After repeated visits and growing faith in Alessandro in the kitchen, I tried nervetti (veal sinews) for the first and last time. Also pajata, the intestines of milk-fed lamb, my initial response to which was similar to the slut, but with an added moral crisis. Eventually I made the leap and discovered that pajata, grilled with nothing more than olive oil, salt and pepper, are delicate and delicious – especially if sharing a plate with sweetbreads. I also discovered that I am happy to leave pajata in tomato sauce to others. In recent years Agustarello has been joined in my affections by Mordi e Vai, a stall on Testaccio market. Here, handsome, coiffed ex-butcher Sergio Esposito cooks up Roman classics and stuffs them into soft bread rolls. It was at this stall that I realised I adore tongue and tripe, so long as they are cooked well. I imagine Aunty May would have chosen both Sergio and his boiled beef sandwich; my Grandma Phyllis, with a bit of encouragement and the promise of a bench and a proper chat, would have gone for the tongue sandwich, with just a dab of green sauce. 

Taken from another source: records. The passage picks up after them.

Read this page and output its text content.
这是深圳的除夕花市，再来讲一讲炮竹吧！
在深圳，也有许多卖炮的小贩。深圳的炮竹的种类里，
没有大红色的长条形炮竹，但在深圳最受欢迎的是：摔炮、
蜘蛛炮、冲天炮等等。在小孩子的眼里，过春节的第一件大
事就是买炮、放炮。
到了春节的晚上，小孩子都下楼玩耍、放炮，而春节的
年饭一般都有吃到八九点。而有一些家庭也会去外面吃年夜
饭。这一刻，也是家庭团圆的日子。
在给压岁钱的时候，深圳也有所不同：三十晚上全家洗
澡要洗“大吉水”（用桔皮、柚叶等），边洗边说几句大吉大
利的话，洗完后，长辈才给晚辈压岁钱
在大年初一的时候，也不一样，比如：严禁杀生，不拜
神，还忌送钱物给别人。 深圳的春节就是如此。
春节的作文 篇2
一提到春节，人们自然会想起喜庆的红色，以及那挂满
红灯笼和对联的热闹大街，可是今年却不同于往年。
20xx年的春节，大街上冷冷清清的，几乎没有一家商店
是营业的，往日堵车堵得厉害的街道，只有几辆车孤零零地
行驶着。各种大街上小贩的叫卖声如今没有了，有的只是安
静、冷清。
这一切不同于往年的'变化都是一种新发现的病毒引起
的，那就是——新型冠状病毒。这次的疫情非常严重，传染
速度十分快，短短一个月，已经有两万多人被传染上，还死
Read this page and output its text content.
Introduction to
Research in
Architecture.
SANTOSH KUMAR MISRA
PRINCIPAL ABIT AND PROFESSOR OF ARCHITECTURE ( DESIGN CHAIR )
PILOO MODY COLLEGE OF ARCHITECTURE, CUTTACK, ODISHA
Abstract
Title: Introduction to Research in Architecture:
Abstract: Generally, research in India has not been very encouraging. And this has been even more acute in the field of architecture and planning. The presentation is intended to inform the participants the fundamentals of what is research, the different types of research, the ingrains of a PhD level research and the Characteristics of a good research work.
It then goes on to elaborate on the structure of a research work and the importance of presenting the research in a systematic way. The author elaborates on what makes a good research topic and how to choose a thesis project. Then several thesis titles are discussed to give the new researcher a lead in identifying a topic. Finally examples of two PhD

Flick past the antipasti and stalwart Roman pastas and you will discover formidable-sounding secondi of which my Aunty May would have approved: tripe, oxtail, tongue, liver, sinews

For ten years now I have shopped at the busy market just minutes from my flat. Beyond the fruit, vegetables, fish and cheese, some ten butchers display tails and tongues, folds of tripe, glistening lamb’s heads that never lose their power to shock, next to rump and chops in equal measure. Then, back in my kitchen, I cook – inspired by what I eat here and by what my Roman friends and neighbours teach me. I am also inspired by what has come before, the cooking of my family in Lancashire and Yorkshire, the spirit of which seems kindred to Rome – by heck it does. I cook thin slices of Roman liver with onions, a smell that trans- ports me back to the pub. I turn oxtail into soup and cook tripe according to Granny Alice and to Fergus Henderson. 

It was some time, though, before I cooked a tongue. I had forgotten how much tongue looks like a tongue: my brother was right. In place of a press, I used a bowl, two heavy books and an old-fashioned iron that usually serves as a door stop. I thought about Phyllis, her hardworking hands winding the clamp, and the heartening idea that you never cook alone, even when you are – that you cook with the person who taught you, be it a grandma, or friend, or author’s voice, with the generations who made that dish before you.

The makeshift press worked, almost. When it came to the tongue sandwich, though, the roll didn’t quite cut it: it wasn’t an oven bottom cake, and it didn’t stick to the roof of my mouth. I imagined an accompanying pint of Robinsons bitter, but a glass of functional Frascati – the sort that makes you shudder slightly – just about did the trick.